The impact on US and Iowa farmers would be the complex result of all of these actions working simultaneously. Yes, exports to China would decline, but some of those sales would be diverted to other destinations for those that could not get all the Brazilian soybeans they normally did. Second, the world price of soybeans would likely decline modestly (likely 5-8%) and that decline could stimulate increased usage by non-China importers (who make up about 40% of the soybean export market). Third, the impact would not be felt uniformly on the soy complex. It is likely that world soybean meal prices could actually increase in response to less soy crush in China and less soy crush in the US. Soybean oil prices would likely fall as substitute products are more likely to be available to Chinese consumers.
The initial reaction of the futures market was a 50 cent (5%) decline in soybean prices and similar declines for soy products. By the end of the trading day, soybeans were down about 2.5%, soybean meal was slightly higher than the previous day and soybean oil was down more than 5%.

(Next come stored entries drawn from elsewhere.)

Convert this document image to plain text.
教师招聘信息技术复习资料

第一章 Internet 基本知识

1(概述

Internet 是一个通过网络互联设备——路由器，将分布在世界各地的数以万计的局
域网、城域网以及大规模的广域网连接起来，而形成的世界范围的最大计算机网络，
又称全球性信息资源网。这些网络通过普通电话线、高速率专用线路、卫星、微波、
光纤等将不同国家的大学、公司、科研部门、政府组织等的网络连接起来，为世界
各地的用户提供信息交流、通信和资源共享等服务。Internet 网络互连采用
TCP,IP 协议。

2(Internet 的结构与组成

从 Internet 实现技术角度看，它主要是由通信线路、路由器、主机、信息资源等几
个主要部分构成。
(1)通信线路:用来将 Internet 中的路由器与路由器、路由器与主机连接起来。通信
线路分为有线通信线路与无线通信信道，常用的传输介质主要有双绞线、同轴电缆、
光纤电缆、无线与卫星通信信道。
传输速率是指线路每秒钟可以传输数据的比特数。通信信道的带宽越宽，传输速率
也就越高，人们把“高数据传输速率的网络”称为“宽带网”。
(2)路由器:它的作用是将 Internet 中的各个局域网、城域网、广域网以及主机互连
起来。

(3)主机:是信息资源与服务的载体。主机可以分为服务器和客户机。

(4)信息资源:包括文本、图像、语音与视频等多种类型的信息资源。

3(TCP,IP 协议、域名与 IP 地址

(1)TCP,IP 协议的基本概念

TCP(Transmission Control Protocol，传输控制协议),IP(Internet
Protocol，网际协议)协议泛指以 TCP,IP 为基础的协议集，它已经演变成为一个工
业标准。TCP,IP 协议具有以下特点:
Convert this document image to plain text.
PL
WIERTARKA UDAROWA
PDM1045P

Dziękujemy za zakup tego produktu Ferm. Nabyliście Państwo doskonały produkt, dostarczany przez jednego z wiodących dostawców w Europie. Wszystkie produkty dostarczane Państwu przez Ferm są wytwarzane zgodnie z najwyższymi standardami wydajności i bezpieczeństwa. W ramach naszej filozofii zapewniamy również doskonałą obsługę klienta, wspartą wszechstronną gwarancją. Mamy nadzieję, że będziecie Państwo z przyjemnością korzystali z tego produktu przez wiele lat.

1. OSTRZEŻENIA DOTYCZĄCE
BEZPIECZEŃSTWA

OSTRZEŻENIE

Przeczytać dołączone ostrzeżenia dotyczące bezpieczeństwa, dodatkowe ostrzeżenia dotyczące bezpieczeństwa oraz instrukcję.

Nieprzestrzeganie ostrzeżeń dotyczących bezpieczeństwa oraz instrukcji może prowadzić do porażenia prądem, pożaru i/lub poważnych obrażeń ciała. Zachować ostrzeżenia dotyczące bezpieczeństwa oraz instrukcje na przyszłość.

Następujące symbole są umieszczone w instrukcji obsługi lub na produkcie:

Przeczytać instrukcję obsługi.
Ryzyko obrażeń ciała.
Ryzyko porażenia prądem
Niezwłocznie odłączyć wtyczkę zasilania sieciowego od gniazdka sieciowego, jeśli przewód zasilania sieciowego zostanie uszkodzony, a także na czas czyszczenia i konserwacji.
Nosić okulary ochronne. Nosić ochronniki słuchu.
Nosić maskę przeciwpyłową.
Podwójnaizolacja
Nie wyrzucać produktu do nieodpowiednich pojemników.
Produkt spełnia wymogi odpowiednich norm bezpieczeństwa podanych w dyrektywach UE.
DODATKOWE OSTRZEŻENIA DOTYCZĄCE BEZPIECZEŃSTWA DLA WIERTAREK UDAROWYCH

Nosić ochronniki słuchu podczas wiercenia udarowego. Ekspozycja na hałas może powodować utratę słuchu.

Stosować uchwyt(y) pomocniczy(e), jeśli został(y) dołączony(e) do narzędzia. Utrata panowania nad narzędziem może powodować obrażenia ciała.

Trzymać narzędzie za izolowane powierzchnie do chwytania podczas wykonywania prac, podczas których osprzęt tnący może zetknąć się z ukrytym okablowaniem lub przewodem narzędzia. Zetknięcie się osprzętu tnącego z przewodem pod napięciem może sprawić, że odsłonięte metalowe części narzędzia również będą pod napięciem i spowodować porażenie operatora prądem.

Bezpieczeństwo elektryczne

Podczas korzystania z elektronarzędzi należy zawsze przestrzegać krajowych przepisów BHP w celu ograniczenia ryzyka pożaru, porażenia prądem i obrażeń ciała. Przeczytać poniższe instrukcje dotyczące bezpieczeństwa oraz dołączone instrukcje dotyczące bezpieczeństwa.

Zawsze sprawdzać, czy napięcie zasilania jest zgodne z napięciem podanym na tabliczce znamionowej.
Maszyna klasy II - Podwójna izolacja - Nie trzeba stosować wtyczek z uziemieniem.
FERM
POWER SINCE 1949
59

Tariffs are trade distorting and most often, trade distortions are negative to world values of the underlying commodity products. Iowa produces about 14% of U.S. Soybeans. Soybean production is vital to many of the rural communities in the Midwest. With USDA projections of planted acreage of soybeans expected to exceed that of corn in 2018, this tariff would further depress prices as a vital market for U.S. soybeans would receive an added cost to exportation. A portion of this added cost comes back to the farm price of soybeans.
All of this should be understood within the context that these tariffs, as of now, are announced but not implemented. The implementation is pending trade discussions between the U.S. and China, to be completed in May 2018. However, as we have seen in the pork market, and now the soybean market, talk of trade disruptions such as tariffs and retaliatory actions can and does move ag markets. Our markets do not wait for actual government actions. They move on assertions, expectations, uncertainty, tweets, official statements and rumors of any of these. In my opinion, the current process of trade negotiations may work for manufacturing goods and financial products, but they can be quite damaging to agricultural trading systems and to farmers’ pocketbooks during the process.